You wake up one night with abdominal pain that starts around your navel (“belly button”) and within a few hours it moves to the lower right section of your abdomen. The pain is so significant that you can’t go back to sleep. Naturally, you make the decision to go to the ER. It’s December, right around Christmas time. The ER doctor calls the general surgeon on call because the assumed diagnosis is appendicitis and the CT scan the ER doctor ordered proves this diagnosis.
When the general surgeon comes to your bedside, your first thought is that he/she looks too young to be a surgeon. You shouldn’t be surprised. Your untimely bout with appendicitis is so close to December 25th that the doctor most likely to be taking call is the new guy! Basically, your treatment and recovery depend on the new surgeon that’s less than 6 months removed from finishing their training. Whether you’re comfortable with this freshly minted surgeon is a moot point. Your condition requires emergency care and you are automatically assigned to the doctor on call. You hope that this doctor is prepared and trained to remove your appendix. Hopefully all goes well.

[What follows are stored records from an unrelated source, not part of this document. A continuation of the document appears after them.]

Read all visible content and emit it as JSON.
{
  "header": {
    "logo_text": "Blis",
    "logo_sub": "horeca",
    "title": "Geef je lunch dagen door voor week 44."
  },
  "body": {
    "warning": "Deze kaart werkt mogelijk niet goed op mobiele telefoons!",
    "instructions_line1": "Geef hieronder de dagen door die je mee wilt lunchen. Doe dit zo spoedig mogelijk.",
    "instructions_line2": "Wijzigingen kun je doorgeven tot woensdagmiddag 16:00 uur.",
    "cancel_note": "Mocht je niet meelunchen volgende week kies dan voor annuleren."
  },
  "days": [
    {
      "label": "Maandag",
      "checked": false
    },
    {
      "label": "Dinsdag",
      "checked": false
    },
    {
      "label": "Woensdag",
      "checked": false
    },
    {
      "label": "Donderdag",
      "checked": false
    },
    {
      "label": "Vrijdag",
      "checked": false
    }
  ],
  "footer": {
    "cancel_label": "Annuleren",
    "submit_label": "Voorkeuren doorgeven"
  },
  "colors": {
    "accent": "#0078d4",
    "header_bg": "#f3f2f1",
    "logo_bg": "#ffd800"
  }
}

But what if you have a surgically correctable problem that isn’t emergent and allows you the time to do your research online, read reviews, and look at pre and postop photos (in the case of a plastic surgeon). Would you feel comfortable choosing a new surgeon that just finished their training? Well, new research suggests that you shouldn’t feel comfortable with a surgeon fresh out of training.
Dr. Frank Lewis, the Executive Director of the American Board of Surgery, leads the accrediting body that bestows the title “Board Certified” on surgeons that finish a General Surgery residency and pass a written and oral examination process. This is a process that I successfully completed in 2005, at the beginning of my plastic surgery fellowship. In the October 2012 issue of Annals of Surgery, Dr. Lewis points out that while 15% of surgeons failed these exams a decade ago, that failure rate has risen to 30% now. This kind of quantitative statistic is sobering. While other studies suggest poor preparation of new surgeons that finish their residency and choose additional training in a fellowship prior to going into practice, those studies are more subjective and based on surveys, not statistical rates of passing and failing.
Now, you may say that how well you do on exams doesn’t translate into how you do in practice. However, there is some truth to the saying that the eyes don’t see what the mind doesn’t know. In other words, if you are unfamiliar with the signs and symptoms of a particular disease process, you may not recognize it in the ER and therefore you may not make the correct diagnosis followed by the correct treatment.
So what led to the increase in failure rates? The most obvious suspected culprit in this wave of unprepared surgeons is the relatively new cap on the number of hours any resident can work in a week. Before 2003, there was no limitation on the number of hours a resident could work in the hospital. On July 1st, 2003, the beginning of my fourth year of general surgery residency, residents were limited to 80 hours of work per week. Since then, more “duty hour requirements”, as they’re called, have been instituted. While working exhausted trainees (residents) over 100 hours per week may be excessive, the recent studies suggest that more practice, made perfect. Not all residency programs are made equal and not all surgeons-in-training are equal but it’s an easy assumption that the doctor that has had more opportunities to practice their trade with appropriate supervision in residency will be better prepared after training when they’re on their own.
How does this affect you and the economics of healthcare? Simple. As work duty hours limit the amount of training, doctors will be forced into additional training after residency (in other words, they will pursue specialty training in fellowship programs). This will cost taxpayers more money since Medicare dollars subsidize residency and fellowship training. More fellowship-trained doctors lead to more specialists/fewer generalists, which leads to higher reimbursement rates for specialists and lower reimbursement rates for generalists. This is the exact opposite incentive most healthcare models have envisioned for the future delivery of care in America.